Chris Rusbridge has a couple of interesting posts (original and followup) about specification and curation. The gist is that he’s reporting some conversations, which I might baldly summarise as saying something like:

  1. Any application stores data and renders it for consumption (by a human or another layer of software). In the best of possible worlds, a specification for the data structure AND the application functionality should be enough to ensure that a third party could render the data for consumption at the next level without reference to the application code itself. However, certain real world experience suggests that the specifications are not enough, you need the code as well, because real implementors break their specifications.
  2. There was some discussion about the ability of OOXML and ODT to preserve semantic content preferentially over latex and PDF … (primarily I think because some of the key semantic content would have been in figures which could be parsed for logical content, and both latex and pdf would have turned those figures into images).
  3. As a consequence, Chris gets to this position:
So ... running code is better than specs as representation information, and Open Source running code is better than proprietary running code. And, even if you migrate on ingest, keep BOTH the rich format and a desiccated format (like PDF/A). It won't cost you much and may win you some silent thanks from your eventual users!

You’ll not be surprised to find I have some opinions on this …

  1. I think in nearly all the cases where the specification is not enough, it’s because the specification was a) not designed for interoperabilty, and b) was not the definition of the format and functionality. In these cases we find the spec is an a postiori attempt to document the format (almost certianly the problem with the Microsoft and Postscript examples discussed in the links). In particular, in those cases where we’re dealing with preserving information from a format and specification from one vendor, we find both a) and b) violated, nearly all the time. What that says to me is that we should avoid trying to curate information which is in vendor-specific formats in favour of those where there are multiple (preferably open-source) implementations.
  2. Running code will become non-running code in time, and not much time at that. What I hope Chris means, is keep the source code which ran the application. Even then, every software engineer knows that the code is not documentation, and that with sufficiently complex code, NO ONE will understand it. So, code without specfication is a candidate for obsolescence and eventual residence in the canon of “not translated, not understood, not useful” write only read never (WORN) archives.

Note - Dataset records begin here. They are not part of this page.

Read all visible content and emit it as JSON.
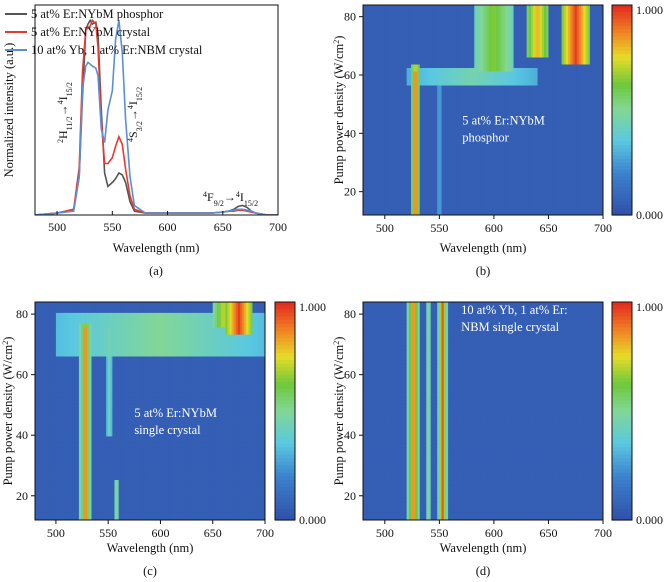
{
  "chart_data": [
    {
      "id": "a",
      "type": "line",
      "panel_label": "(a)",
      "title": "",
      "xlabel": "Wavelength (nm)",
      "ylabel": "Normalized intensity (a.u.)",
      "xlim": [
        480,
        700
      ],
      "ylim": [
        0,
        1.1
      ],
      "xticks": [
        500,
        550,
        600,
        650,
        700
      ],
      "legend": "top-left",
      "series": [
        {
          "name": "5 at% Er:NYbM phosphor",
          "color": "#555555",
          "x": [
            480,
            500,
            515,
            520,
            523,
            526,
            528,
            530,
            532,
            535,
            537,
            540,
            543,
            546,
            550,
            553,
            556,
            559,
            562,
            566,
            570,
            580,
            600,
            640,
            650,
            655,
            660,
            664,
            668,
            672,
            676,
            680,
            690,
            700
          ],
          "y": [
            0.0,
            0.01,
            0.03,
            0.2,
            0.62,
            0.97,
            1.0,
            1.02,
            1.0,
            1.01,
            0.95,
            0.55,
            0.22,
            0.15,
            0.17,
            0.19,
            0.22,
            0.21,
            0.17,
            0.07,
            0.02,
            0.01,
            0.01,
            0.01,
            0.015,
            0.02,
            0.03,
            0.045,
            0.05,
            0.04,
            0.02,
            0.01,
            0.0,
            0.0
          ]
        },
        {
          "name": "5 at% Er:NYbM crystal",
          "color": "#e8392f",
          "x": [
            480,
            500,
            515,
            520,
            523,
            526,
            528,
            530,
            532,
            535,
            537,
            540,
            543,
            546,
            550,
            553,
            556,
            559,
            562,
            566,
            570,
            580,
            600,
            640,
            650,
            655,
            660,
            664,
            668,
            672,
            676,
            680,
            690,
            700
          ],
          "y": [
            0.0,
            0.01,
            0.03,
            0.25,
            0.75,
            0.97,
            0.98,
            0.99,
            1.02,
            1.0,
            0.88,
            0.5,
            0.27,
            0.27,
            0.3,
            0.36,
            0.41,
            0.37,
            0.24,
            0.1,
            0.03,
            0.01,
            0.01,
            0.01,
            0.015,
            0.02,
            0.02,
            0.025,
            0.025,
            0.02,
            0.015,
            0.01,
            0.0,
            0.0
          ]
        },
        {
          "name": "10 at% Yb, 1 at% Er:NBM crystal",
          "color": "#5b8fd4",
          "x": [
            480,
            500,
            515,
            520,
            523,
            526,
            528,
            530,
            532,
            535,
            537,
            540,
            543,
            546,
            550,
            553,
            556,
            559,
            562,
            566,
            570,
            580,
            600,
            640,
            650,
            655,
            660,
            664,
            668,
            672,
            676,
            680,
            690,
            700
          ],
          "y": [
            0.0,
            0.01,
            0.02,
            0.2,
            0.66,
            0.78,
            0.8,
            0.79,
            0.78,
            0.77,
            0.73,
            0.45,
            0.38,
            0.55,
            0.65,
            0.92,
            1.02,
            0.85,
            0.5,
            0.2,
            0.05,
            0.01,
            0.01,
            0.01,
            0.015,
            0.02,
            0.025,
            0.03,
            0.03,
            0.025,
            0.02,
            0.01,
            0.0,
            0.0
          ]
        }
      ],
      "annotations": {
        "a1_main": "2",
        "a1_h": "H",
        "a1_sub1": "11/2",
        "a1_sup": "4",
        "a1_i": "I",
        "a1_sub2": "15/2",
        "a2_main": "4",
        "a2_s": "S",
        "a2_sub1": "3/2",
        "a2_sup": "4",
        "a2_i": "I",
        "a2_sub2": "15/2",
        "a3_main": "4",
        "a3_f": "F",
        "a3_sub1": "9/2",
        "a3_sup": "4",
        "a3_i": "I",
        "a3_sub2": "15/2",
        "arrow": "→"
      }
    },
    {
      "id": "b",
      "type": "heatmap",
      "panel_label": "(b)",
      "xlabel": "Wavelength (nm)",
      "ylabel_main": "Pump power density (W/cm",
      "ylabel_sup": "2",
      "ylabel_end": ")",
      "xlim": [
        480,
        700
      ],
      "ylim": [
        12,
        84
      ],
      "xticks": [
        500,
        550,
        600,
        650,
        700
      ],
      "yticks": [
        20,
        40,
        60,
        80
      ],
      "colorbar": {
        "min": 0.0,
        "max": 1.0,
        "min_label": "0.000",
        "max_label": "1.000"
      },
      "annotation": [
        "5 at% Er:NYbM",
        "phosphor"
      ],
      "bands": [
        {
          "center": 528,
          "width": 5,
          "y_from": 12,
          "y_to": 61,
          "value": 0.98
        },
        {
          "center": 528,
          "width": 9,
          "y_from": 12,
          "y_to": 63,
          "value": 0.75
        },
        {
          "center": 550,
          "width": 4,
          "y_from": 12,
          "y_to": 62,
          "value": 0.3
        },
        {
          "center": 600,
          "width": 35,
          "y_from": 61,
          "y_to": 84,
          "value": 0.65
        },
        {
          "center": 640,
          "width": 20,
          "y_from": 66,
          "y_to": 84,
          "value": 0.82
        },
        {
          "center": 675,
          "width": 25,
          "y_from": 64,
          "y_to": 84,
          "value": 0.97
        },
        {
          "center": 580,
          "width": 120,
          "y_from": 56,
          "y_to": 62,
          "value": 0.45
        }
      ]
    },
    {
      "id": "c",
      "type": "heatmap",
      "panel_label": "(c)",
      "xlabel": "Wavelength (nm)",
      "ylabel_main": "Pump power density (W/cm",
      "ylabel_sup": "2",
      "ylabel_end": ")",
      "xlim": [
        480,
        700
      ],
      "ylim": [
        12,
        84
      ],
      "xticks": [
        500,
        550,
        600,
        650,
        700
      ],
      "yticks": [
        20,
        40,
        60,
        80
      ],
      "colorbar": {
        "min": 0.0,
        "max": 1.0,
        "min_label": "0.000",
        "max_label": "1.000"
      },
      "annotation": [
        "5 at% Er:NYbM",
        "single crystal"
      ],
      "bands": [
        {
          "center": 528,
          "width": 5,
          "y_from": 12,
          "y_to": 76,
          "value": 0.98
        },
        {
          "center": 528,
          "width": 10,
          "y_from": 12,
          "y_to": 77,
          "value": 0.7
        },
        {
          "center": 551,
          "width": 5,
          "y_from": 40,
          "y_to": 76,
          "value": 0.45
        },
        {
          "center": 558,
          "width": 3,
          "y_from": 12,
          "y_to": 25,
          "value": 0.6
        },
        {
          "center": 600,
          "width": 200,
          "y_from": 66,
          "y_to": 80,
          "value": 0.5
        },
        {
          "center": 620,
          "width": 30,
          "y_from": 69,
          "y_to": 74,
          "value": 0.25
        },
        {
          "center": 675,
          "width": 25,
          "y_from": 73,
          "y_to": 84,
          "value": 0.97
        },
        {
          "center": 660,
          "width": 20,
          "y_from": 76,
          "y_to": 84,
          "value": 0.72
        }
      ]
    },
    {
      "id": "d",
      "type": "heatmap",
      "panel_label": "(d)",
      "xlabel": "Wavelength (nm)",
      "ylabel_main": "Pump power density (W/cm",
      "ylabel_sup": "2",
      "ylabel_end": ")",
      "xlim": [
        480,
        700
      ],
      "ylim": [
        12,
        84
      ],
      "xticks": [
        500,
        550,
        600,
        650,
        700
      ],
      "yticks": [
        20,
        40,
        60,
        80
      ],
      "colorbar": {
        "min": 0.0,
        "max": 1.0,
        "min_label": "0.000",
        "max_label": "1.000"
      },
      "annotation": [
        "10 at% Yb, 1 at% Er:",
        "NBM single crystal"
      ],
      "bands": [
        {
          "center": 526,
          "width": 6,
          "y_from": 12,
          "y_to": 84,
          "value": 0.95
        },
        {
          "center": 526,
          "width": 10,
          "y_from": 12,
          "y_to": 84,
          "value": 0.7
        },
        {
          "center": 540,
          "width": 4,
          "y_from": 12,
          "y_to": 84,
          "value": 0.55
        },
        {
          "center": 553,
          "width": 5,
          "y_from": 12,
          "y_to": 84,
          "value": 0.93
        },
        {
          "center": 553,
          "width": 9,
          "y_from": 12,
          "y_to": 84,
          "value": 0.6
        }
      ]
    }
  ]
}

What do we do at BADC? (In principle!)

  1. Preserve input data. Copy on ingest if we have to, but we prefer (for the data itself) to demand that the supplier reformat into a format which does conform to a) designed for interoperability, and b) where there is a specification which preserves enough of the information content. (Duplicates of TB of data are not viable).
  2. Preserve input documentation. Preserve specifications. Demand PDF (for now). Yes, the images are an issue, but if the images are data, then they ought to be actively preserved as data in their own right.
  3. Ban MS documentation. History suggests that MS documents become WORN in about 6-8 years. Those who know no history are doomed to repeat it …

So, I would argue that if you are doing curation, you have to address workflow before you get to the point of curation. If you know you want to preserve it, then think about that from the off. If you know you don’t care about the future (shame on you), then yeah, ok, use your cool vendor tool … but don’t give the data to someone to curate, because curation is, in the end, about format conversion. If not now, sometime in the future INEVITABLY. If the documentation doesn’t exist to do it, it’s not curating. Don’t kid yourselves.

All that said, much of the initial conversation was in the context of document curation, not data curation. IMHO the reason for much of what i perceive as confusion in their discussion, is not recognising the distinction! In the final analysis, I think that

  • if your object is to curate documents (i.e. what I would call the library functionality), then preserving PDF/A, latex etc, is perfectly fine - after all, with the spec, you’re preserving with the same fidelity that documents have always been preserved.
  • if your object is to preserve the data, then it’s a different ballgame, and folk need to confront the fact that curating data requires changes to the original workflow!